Anyway, back to the day that I drew the garganey. Leaving the lighthouse, I continued on past Gillette's store. His sign read: PROVISIONS / GILLETTE'S / GROCERIES in large black letters. It had a wide porch with four chairs nailed down and a rocking chair a customer could move here or there.
A quarter mile or so farther, on the way to the codfish drying flats, was the sawmill owned and operated by Boas LaCotte, and beyond the flats and down a rocky slope across a slat bridge were the wharf, dry dock, and four adjacent peninsulas. At the end of each peninsula was a single square-up
house; in that part of the village, people often visited by rowing a dinghy house to house.
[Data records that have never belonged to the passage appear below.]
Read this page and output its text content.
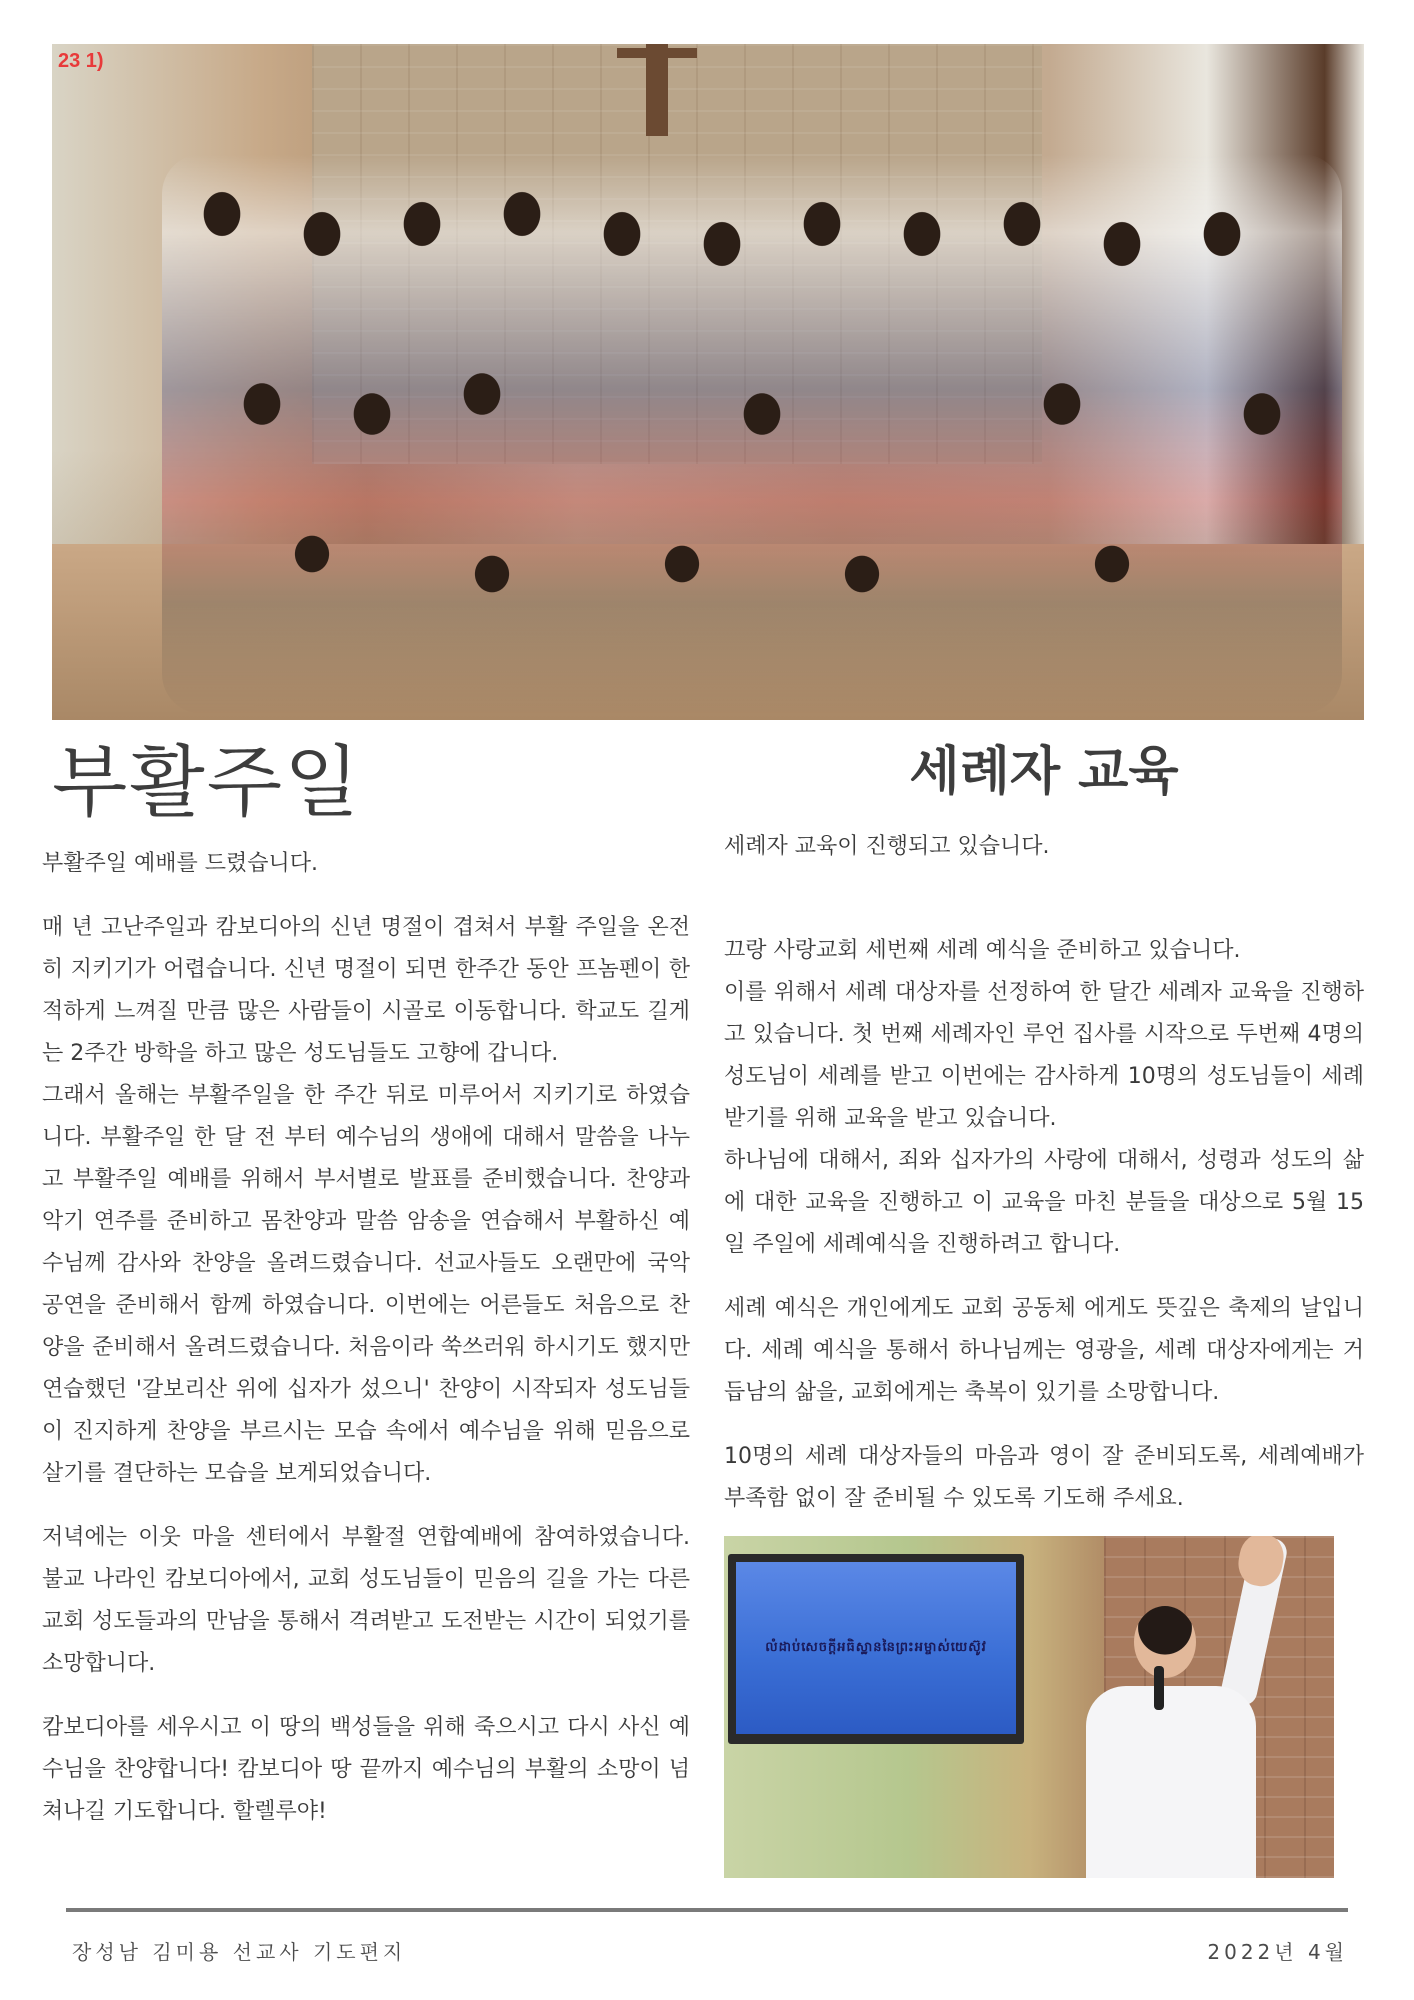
23 1)
부활주일	세례자 교육

부활주일 예배를 드렸습니다.

매 년 고난주일과 캄보디아의 신년 명절이 겹쳐서 부활 주일을 온전히 지키기가 어렵습니다. 신년 명절이 되면 한주간 동안 프놈펜이 한적하게 느껴질 만큼 많은 사람들이 시골로 이동합니다. 학교도 길게는 2주간 방학을 하고 많은 성도님들도 고향에 갑니다.
그래서 올해는 부활주일을 한 주간 뒤로 미루어서 지키기로 하였습니다. 부활주일 한 달 전 부터 예수님의 생애에 대해서 말씀을 나누고 부활주일 예배를 위해서 부서별로 발표를 준비했습니다. 찬양과 악기 연주를 준비하고 몸찬양과 말씀 암송을 연습해서 부활하신 예수님께 감사와 찬양을 올려드렸습니다. 선교사들도 오랜만에 국악 공연을 준비해서 함께 하였습니다. 이번에는 어른들도 처음으로 찬양을 준비해서 올려드렸습니다. 처음이라 쑥쓰러워 하시기도 했지만 연습했던 '갈보리산 위에 십자가 섰으니' 찬양이 시작되자 성도님들이 진지하게 찬양을 부르시는 모습 속에서 예수님을 위해 믿음으로 살기를 결단하는 모습을 보게되었습니다.

저녁에는 이웃 마을 센터에서 부활절 연합예배에 참여하였습니다. 불교 나라인 캄보디아에서, 교회 성도님들이 믿음의 길을 가는 다른 교회 성도들과의 만남을 통해서 격려받고 도전받는 시간이 되었기를 소망합니다.

캄보디아를 세우시고 이 땅의 백성들을 위해 죽으시고 다시 사신 예수님을 찬양합니다! 캄보디아 땅 끝까지 예수님의 부활의 소망이 넘쳐나길 기도합니다. 할렐루야!

세례자 교육이 진행되고 있습니다.

끄랑 사랑교회 세번째 세례 예식을 준비하고 있습니다.
이를 위해서 세례 대상자를 선정하여 한 달간 세례자 교육을 진행하고 있습니다. 첫 번째 세례자인 루언 집사를 시작으로 두번째 4명의 성도님이 세례를 받고 이번에는 감사하게 10명의 성도님들이 세례 받기를 위해 교육을 받고 있습니다.
하나님에 대해서, 죄와 십자가의 사랑에 대해서, 성령과 성도의 삶에 대한 교육을 진행하고 이 교육을 마친 분들을 대상으로 5월 15일 주일에 세례예식을 진행하려고 합니다.

세례 예식은 개인에게도 교회 공동체 에게도 뜻깊은 축제의 날입니다. 세례 예식을 통해서 하나님께는 영광을, 세례 대상자에게는 거듭남의 삶을, 교회에게는 축복이 있기를 소망합니다.

10명의 세례 대상자들의 마음과 영이 잘 준비되도록, 세례예배가 부족함 없이 잘 준비될 수 있도록 기도해 주세요.

លំដាប់សេចក្ដីអធិស្ឋាននៃព្រះអម្ចាស់យេស៊ូវ
장성남 김미용 선교사 기도편지	2022년 4월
Well past these peninsulas was old Helen Twombly's cold-storage shack, roofed in dirt and sod. It held her milk bottles and rectangular pats of butter. Even with dawn just breaking, I figured that Helen might be there, and she was. In 1911 she was eighty, and though her house was next to Gillette's store, since childhood I had thought of her as living more at her shack. In late spring she would plant flowers on its roof. Her garden was only a few steps away. She had had her husband, Emile, buried near the shack, forsaking the family plot in the cemetery west of the sawmill. I would often stop and watch Helen rearrange her milk bottles in her own finicky way, lifting, sorting. Bent as she was, you could almost balance a bottle on her back. No one person of course could have drunk as much milk as Helen hoarded. A lot went to waste. As children we believed that she drank only rancid milk; when we got older we learned that she drank it fresh as well as rancid, and that she considered milk as generally medicinal. “For which illnesses?” I once asked her. “For the ones I never get because I keep drinking the stuff” is what she said. When she came into the store, Romeo never hesitated or said, “Helen, come now, ten bottles!” He simply lifted the milk from its bin of ice blocks and set them on the counter, as Helen opened up her snap purse. She had enough money to get by. I think she poured milk into her parsnips and carrots—watered her garden with it, I mean. The garden had a milky air about it. The nozzle of her watering can was crusted white.